MagpieTTS refactor by paarthneekhara · Pull Request #15504 · NVIDIA-NeMo/NeMo

paarthneekhara · 2026-03-16T21:12:54Z

This change is mainly done because EasyMagpie will be reusing some shared functionalities with Magpie. So to avoid code duplication, we are moving common things together.

After this, i will raise a separate PR for EasyMagpie changes.

rfejgin

Overall looks good! Glad for the code reuse across architectures.

Left some comments.

An overall question - did you test that existing checkpoints are able to be loaded with the updated code? I guess it's not a strict requirement, but if not, we'd need to adapt existing checkpoints e.g. in CI. (But it does look like you considered this, e.g. in the design of the LT helper.)

rfejgin · 2026-03-17T23:02:31Z

+    return transcripts
+
+
+def get_speaker_embeddings_from_filepaths(filepaths, speaker_verification_model, device):


In nemo/collections/tts/modules/magpietts_inference/evaluate_generated_audio.py we have a function extract_embedding() - consider combining

Hmm. Keeping it separate for now - this one is batched, and has resampling going on. The other one is supporting both WavLM and titanet.

They both do resampling I think (in the other function it's done through the target SR passed to librosa.load()). There's also the padding short signals to avoid crashing the speaker embedding model which we handle in extract_embedding which might be useful here too. But then the interaction with the embedding model itself looks different, this function uses the sv model's forward() whereas extract_audio uses get_embedding (not sure what the differences are). So the common part is the load-resample-pad. Up to you if you want to combine parts or not.

rfejgin

Comments have been addressed, see remaining optional comment (on speaker embedding function).

rfejgin · 2026-03-17T23:54:07Z

+    return transcripts
+
+
+def get_speaker_embeddings_from_filepaths(filepaths, speaker_verification_model, device):


They both do resampling I think (in the other function it's done through the target SR passed to librosa.load()). There's also the padding short signals to avoid crashing the speaker embedding model which we handle in extract_embedding which might be useful here too. But then the interaction with the embedding model itself looks different, this function uses the sv model's forward() whereas extract_audio uses get_embedding (not sure what the differences are). So the common part is the load-resample-pad. Up to you if you want to combine parts or not.
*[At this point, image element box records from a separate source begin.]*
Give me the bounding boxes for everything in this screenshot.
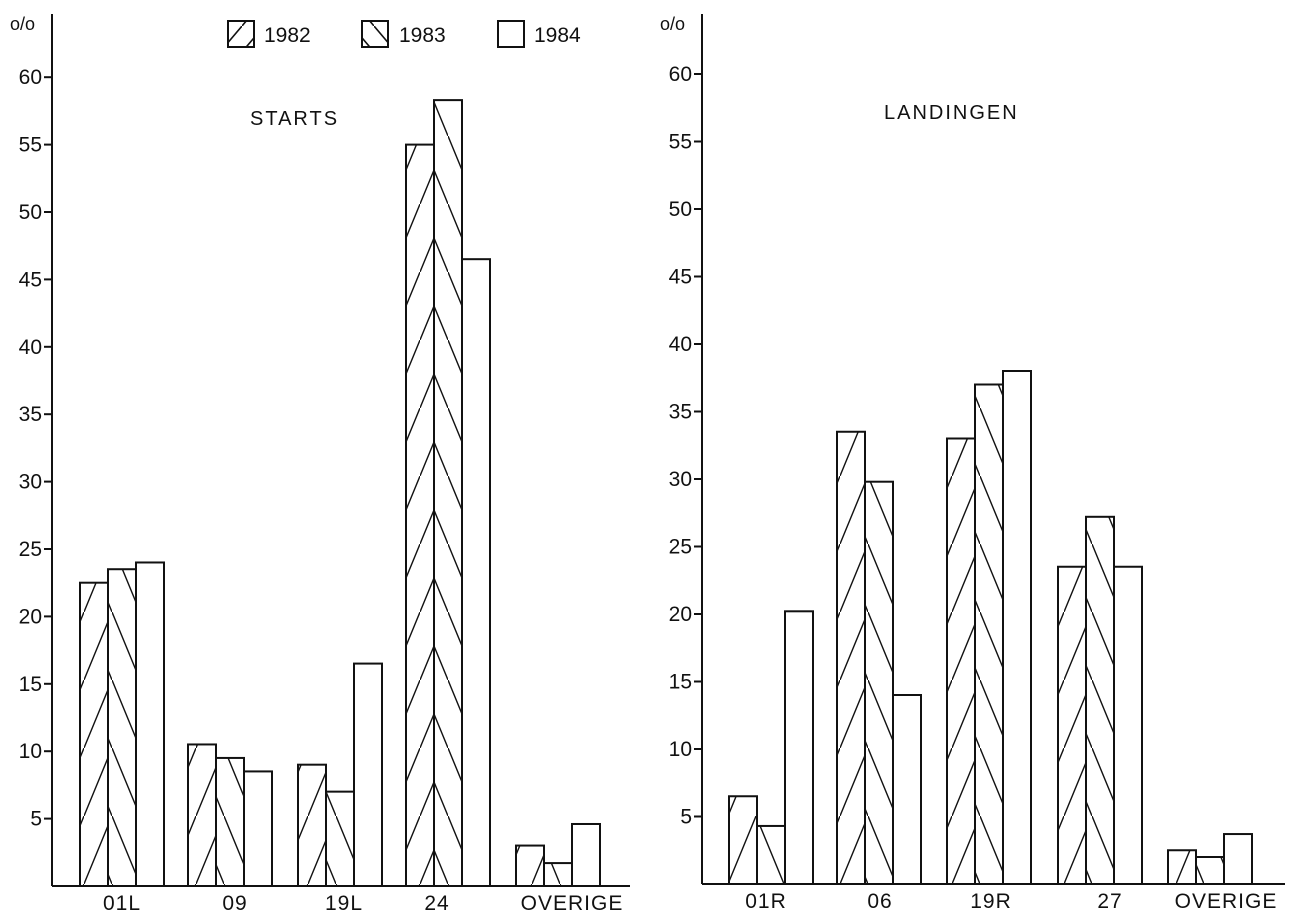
landingen-y-unit: o/o — [660, 14, 685, 34]
starts-y-tick-label: 35 — [19, 403, 42, 426]
landingen-x-tick-label-01r: 01R — [745, 890, 787, 913]
starts-x-tick-labels: 01L 09 19L 24 OVERIGE — [103, 892, 624, 915]
landingen-y-tick-label: 45 — [669, 266, 692, 289]
starts-y-tick-label: 60 — [19, 66, 42, 89]
landingen-chart: o/o LANDINGEN 5 10 15 20 25 30 35 40 45 50 55 60 01… — [660, 14, 1285, 913]
landingen-bar-19r-1983 — [974, 383, 1004, 885]
landingen-bar-01r-1983 — [756, 824, 786, 886]
starts-x-tick-label-24: 24 — [424, 892, 449, 915]
starts-bar-09-1984 — [243, 770, 273, 887]
starts-bar-overige-1982 — [515, 844, 545, 887]
legend: 1982 1983 1984 — [227, 20, 581, 48]
landingen-y-tick-label: 55 — [669, 131, 692, 154]
landingen-bar-27-1984 — [1113, 565, 1143, 885]
starts-bar-09-1983 — [215, 756, 245, 887]
landingen-y-tick-label: 35 — [669, 401, 692, 424]
legend-swatch-1983 — [361, 20, 389, 48]
landingen-bar-27-1983 — [1085, 515, 1115, 885]
legend-item-1984: 1984 — [497, 20, 581, 48]
starts-y-tick-label: 30 — [19, 471, 42, 494]
starts-y-tick-label: 45 — [19, 268, 42, 291]
starts-chart: o/o STARTS 5 10 15 20 25 30 35 40 45 50 55 60 01L 09… — [10, 14, 630, 915]
legend-label-1983: 1983 — [399, 24, 446, 47]
legend-label-1984: 1984 — [534, 24, 581, 47]
landingen-y-tick-label: 30 — [669, 468, 692, 491]
starts-bars — [79, 99, 601, 888]
landingen-bar-06-1984 — [892, 694, 922, 885]
starts-y-tick-label: 50 — [19, 201, 42, 224]
landingen-bar-27-1982 — [1057, 565, 1087, 885]
starts-bar-01l-1984 — [135, 561, 165, 887]
starts-y-tick-label: 10 — [19, 740, 42, 763]
landingen-bar-06-1982 — [836, 430, 866, 885]
landingen-y-tick-label: 50 — [669, 198, 692, 221]
landingen-bar-01r-1984 — [784, 610, 814, 885]
starts-y-tick-label: 40 — [19, 336, 42, 359]
starts-bar-01l-1982 — [79, 581, 109, 887]
landingen-y-tick-label: 15 — [669, 671, 692, 694]
landingen-x-tick-label-19r: 19R — [970, 890, 1012, 913]
starts-bar-19l-1983 — [325, 790, 355, 888]
landingen-bar-overige-1982 — [1167, 849, 1197, 885]
landingen-bar-overige-1984 — [1223, 833, 1253, 885]
landingen-y-tick-label: 60 — [669, 63, 692, 86]
starts-y-unit: o/o — [10, 14, 35, 34]
landingen-bar-06-1983 — [864, 480, 894, 885]
landingen-bar-01r-1982 — [728, 795, 758, 885]
starts-y-tick-label: 15 — [19, 673, 42, 696]
landingen-bar-19r-1982 — [946, 437, 976, 885]
starts-bar-overige-1983 — [543, 862, 573, 887]
starts-bar-overige-1984 — [571, 822, 601, 888]
starts-x-tick-label-19l: 19L — [325, 892, 363, 915]
starts-bar-09-1982 — [187, 743, 217, 888]
landingen-x-tick-labels: 01R 06 19R 27 OVERIGE — [745, 890, 1278, 913]
starts-chart-title: STARTS — [250, 108, 339, 130]
landingen-x-tick-label-overige: OVERIGE — [1175, 890, 1278, 913]
landingen-x-tick-label-27: 27 — [1097, 890, 1122, 913]
legend-swatch-1984 — [497, 20, 525, 48]
starts-y-tick-label: 5 — [30, 808, 42, 831]
landingen-y-tick-label: 10 — [669, 738, 692, 761]
starts-y-tick-label: 55 — [19, 134, 42, 157]
legend-label-1982: 1982 — [264, 24, 311, 47]
landingen-chart-title: LANDINGEN — [884, 102, 1019, 124]
legend-item-1983: 1983 — [361, 20, 446, 48]
starts-bar-19l-1984 — [353, 662, 383, 888]
landingen-x-tick-label-06: 06 — [867, 890, 892, 913]
starts-bar-24-1983 — [433, 99, 463, 887]
landingen-y-tick-label: 20 — [669, 603, 692, 626]
legend-item-1982: 1982 — [227, 20, 311, 48]
landingen-bars — [728, 370, 1253, 886]
legend-swatch-1982 — [227, 20, 255, 48]
starts-bar-19l-1982 — [297, 763, 327, 887]
landingen-bar-overige-1983 — [1195, 856, 1225, 885]
landingen-y-ticks: 5 10 15 20 25 30 35 40 45 50 55 60 — [669, 63, 702, 829]
starts-y-ticks: 5 10 15 20 25 30 35 40 45 50 55 60 — [19, 66, 52, 831]
landingen-y-tick-label: 5 — [680, 806, 692, 829]
starts-y-tick-label: 20 — [19, 605, 42, 628]
starts-bar-01l-1983 — [107, 568, 137, 887]
landingen-y-tick-label: 25 — [669, 536, 692, 559]
starts-x-tick-label-01l: 01L — [103, 892, 141, 915]
starts-x-tick-label-overige: OVERIGE — [521, 892, 624, 915]
landingen-bar-19r-1984 — [1002, 370, 1032, 885]
starts-y-tick-label: 25 — [19, 538, 42, 561]
starts-bar-24-1984 — [461, 258, 491, 887]
starts-x-tick-label-09: 09 — [222, 892, 247, 915]
landingen-y-tick-label: 40 — [669, 333, 692, 356]
starts-bar-24-1982 — [405, 143, 435, 888]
rlangman · 2026-03-19T18:30:49Z

+    This is a plain Python class (not ``nn.Module``) that holds *references*
+    to nn.Module sub-modules owned by the parent model.  Keeping it non-Module
+    preserves checkpoint key compatibility.
+


I am not opposed to trying this approach of deduping code since it is easily reversible, but its not too clear what the benefit is.

Deduping is mainly helpful if you want modifications to this function to automatically back-propagate to the current Magpie model class. If our intention is to put the previous iteration of Magpie into maintenance mode, then it could be better for the new version to use a different implementation of LT in order to make backwards compatibility easier. This is irrelevant if we have no intention of ever cleaning up this logic.

Usually if we refactor something to be reusable, it should be a generic implementation that can be reused in any system. For local transformer, this would mean creating something like a nn.Module with a generic interface that does not rely on knowing implementation details that only make sense for this specific model implementation (e.g. the concept of audio_embeddings table, frame stacking, special EOS/BOS ID tokens, have nothing to do with local transformer). So if we wanted to reuse local transformer in something else like in our codec or S2S models, this would not help us.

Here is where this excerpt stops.